Cassette Tape

The Compact Cassette, also commonly called cassette tape, audio cassette, or simply tape or cassette, is a magnetic tape recording format for audio recording and playback released by Philips in 1962. Compact cassettes come in two forms, either already containing content as a pre-recorded cassette, or as a fully recordable "blank" cassette. It was designed originally for dictation machines, but improvements in fidelity led the Compact Cassette to supplant the Stereo 8-track cartridge and reel-to-reel tape recording in most non-professional applications. Its uses ranged from portable audio to home recording to data storage for early microcomputers. Between the early 1970s and the early 2000s, the cassette was one of the two most common formats for prerecorded music, first alongside the LP record and later the compact disc (CD).

Compact Cassettes contain two miniature spools, between which a magnetically coated, polyester-type plastic film is passed and wound.

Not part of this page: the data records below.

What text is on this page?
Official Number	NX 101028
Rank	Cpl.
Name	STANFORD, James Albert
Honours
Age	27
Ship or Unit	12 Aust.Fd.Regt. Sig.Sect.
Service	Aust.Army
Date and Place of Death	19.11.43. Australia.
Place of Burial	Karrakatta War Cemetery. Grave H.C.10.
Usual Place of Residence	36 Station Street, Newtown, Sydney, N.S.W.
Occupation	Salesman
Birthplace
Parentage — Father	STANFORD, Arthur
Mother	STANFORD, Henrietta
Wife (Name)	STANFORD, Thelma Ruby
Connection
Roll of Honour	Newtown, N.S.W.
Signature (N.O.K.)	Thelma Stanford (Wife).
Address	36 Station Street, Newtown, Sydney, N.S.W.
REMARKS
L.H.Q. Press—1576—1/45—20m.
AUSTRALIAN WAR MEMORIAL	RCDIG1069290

These spools and their attendant parts are held inside a protective plastic shell. Two stereo pairs of tracks (four total) or two monaural analog audio tracks are available on the tape; one stereo pair or one monophonic track is played or recorded when the tape is moving in one direction and the second pair when moving in the other direction. This reversal is achieved either by manually flipping the cassette, or by having the machine itself change the direction of tape movement and head respectively ("auto-reverse").